Uygulamada sanayi politikaları, küresel ekonomi genelinde son derece asimetrik bir biçimde hayata geçiriliyor. Hem dönüştürücü bir sanayi politikasını hayata geçirme kapasitesi hem de uygulanan sanayi politikalarının biçimi; küresel finansal ve parasal hiyerarşiler, küresel tedarik zincirlerine entegrasyon düzeyi ve jeopolitik konumlanış tarafından belirleyici ölçüde şekillendiriliyor.
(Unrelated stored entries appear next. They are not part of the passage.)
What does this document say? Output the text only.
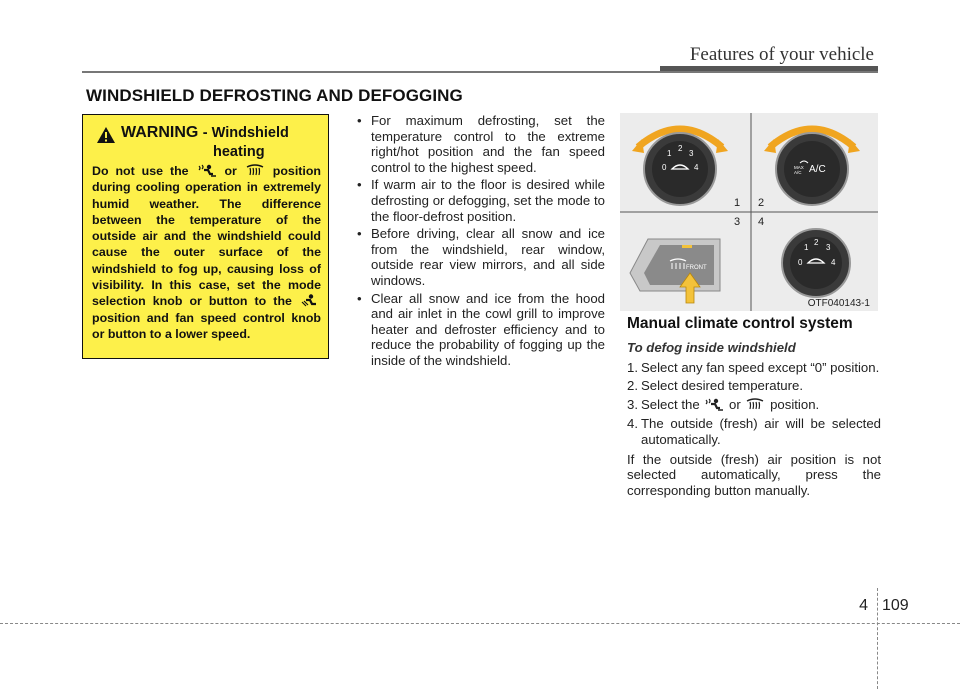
Features of your vehicle
WINDSHIELD DEFROSTING AND DEFOGGING
WARNING - Windshield
heating
Do not use the	or	position during cooling operation in extremely humid weather. The difference between the temperature of the outside air and the windshield could cause the outer surface of the windshield to fog up, causing loss of visibility. In this case, set the mode selection knob or button to the  position and fan speed control knob or button to a lower speed.
• For maximum defrosting, set the temperature control to the extreme right/hot position and the fan speed control to the highest speed.
• If warm air to the floor is desired while defrosting or defogging, set the mode to the floor-defrost position.
• Before driving, clear all snow and ice from the windshield, rear window, outside rear view mirrors, and all side windows.
• Clear all snow and ice from the hood and air inlet in the cowl grill to improve heater and defroster efficiency and to reduce the probability of fogging up the inside of the windshield.
0
1
2
3
4	A/C
MAX
A/C
1 2
3 4
FRONT
0
1
2
3
4
OTF040143-1
Manual climate control system
To defog inside windshield
1. Select any fan speed except “0” position.
2. Select desired temperature.
3. Select the or position.
4. The outside (fresh) air will be selected automatically.

If the outside (fresh) air position is not selected automatically, press the corresponding button manually.

4 109
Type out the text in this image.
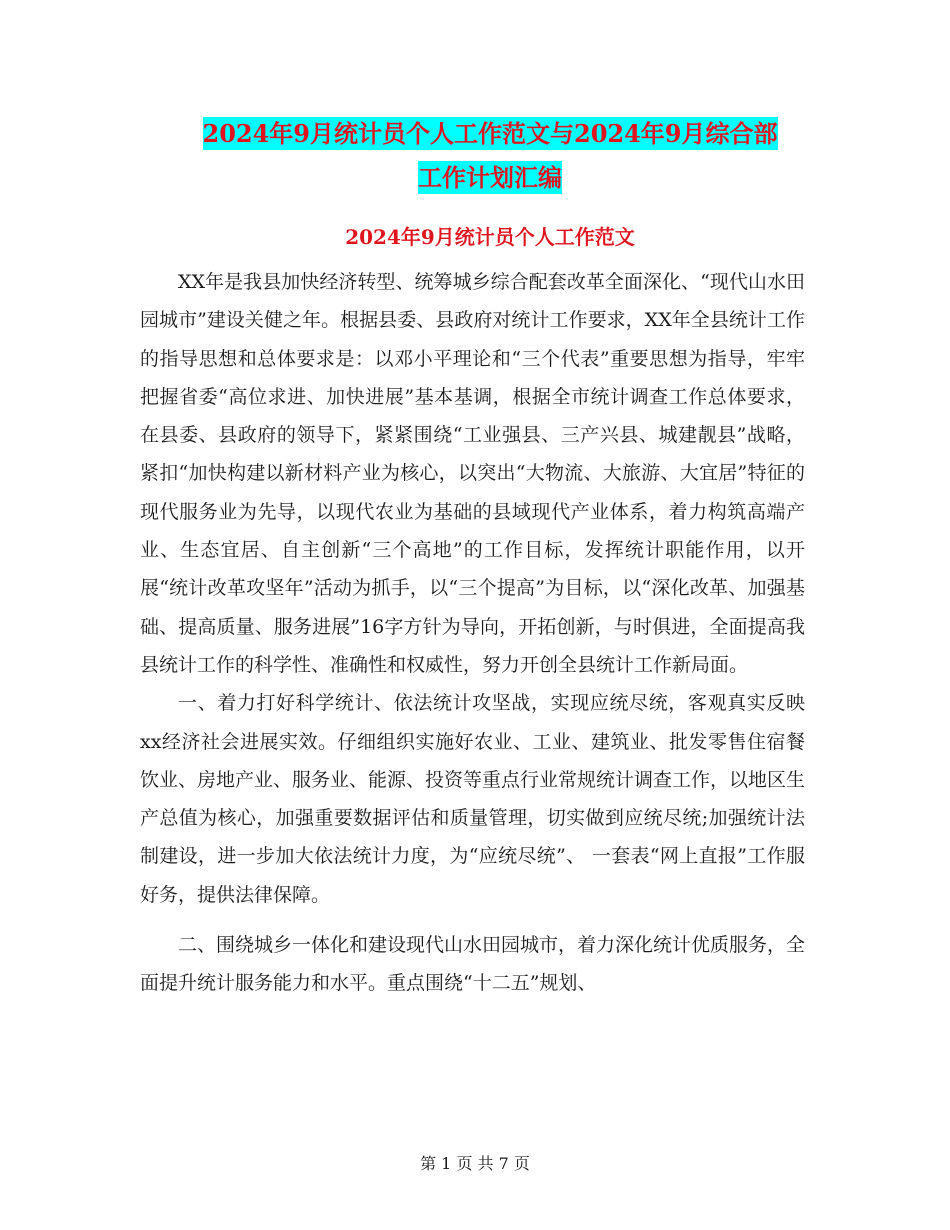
2024年9月统计员个人工作范文与2024年9月综合部
工作计划汇编
2024年9月统计员个人工作范文

XX年是我县加快经济转型、统筹城乡综合配套改革全面深化、“现代山水田园城市”建设关健之年。根据县委、县政府对统计工作要求，XX年全县统计工作的指导思想和总体要求是：以邓小平理论和“三个代表”重要思想为指导，牢牢把握省委“高位求进、加快进展”基本基调，根据全市统计调查工作总体要求，在县委、县政府的领导下，紧紧围绕“工业强县、三产兴县、城建靓县”战略，紧扣“加快构建以新材料产业为核心，以突出“大物流、大旅游、大宜居”特征的现代服务业为先导，以现代农业为基础的县域现代产业体系，着力构筑高端产业、生态宜居、自主创新“三个高地”的工作目标，发挥统计职能作用，以开展“统计改革攻坚年”活动为抓手，以“三个提高”为目标，以“深化改革、加强基础、提高质量、服务进展”16字方针为导向，开拓创新，与时俱进，全面提高我县统计工作的科学性、准确性和权威性，努力开创全县统计工作新局面。

一、着力打好科学统计、依法统计攻坚战，实现应统尽统，客观真实反映xx经济社会进展实效。仔细组织实施好农业、工业、建筑业、批发零售住宿餐饮业、房地产业、服务业、能源、投资等重点行业常规统计调查工作，以地区生产总值为核心，加强重要数据评估和质量管理，切实做到应统尽统;加强统计法制建设，进一步加大依法统计力度，为“应统尽统”、 一套表“网上直报”工作服好务，提供法律保障。

二、围绕城乡一体化和建设现代山水田园城市，着力深化统计优质服务，全面提升统计服务能力和水平。重点围绕“十二五”规划、

第 1 页 共 7 页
Gelişmiş ekonomiler ile daha az gelişmiş ülkelerin sanayi politikalarını benimseme hızları giderek birbirinden ayrışırken, gelişmiş ekonomiler bu çalkantılı değişim döneminin sunduğu olanaklardan yararlanma bakımından daha avantajlı bir konumda. Gelişmiş ve daha az gelişmiş ekonomilerin başvurduğu politika araçları ve enstrümanları da kayda değer biçimde farklılık gösteriyor; bu fark, sanayi politikası deneyselliğine yönelik kapasite eşitsizliklerinin bir yansıması olarak ortaya çıkıyor. Bu ayrımlar, küresel ekonomi içindeki devlet iradesinin yapısal dengesizliklerini gözler önüne seriyor: Gelişmiş ekonomiler neredeyse hiçbir kısıtla karşılaşmazken, jeostratejik açıdan önemli görülen yükselen ekonomilere seçici esneklik tanınmakta; düşük gelirli ülkeler ise marjinalleşmenin kalıcı gölgesinden kurtulamamaktadır.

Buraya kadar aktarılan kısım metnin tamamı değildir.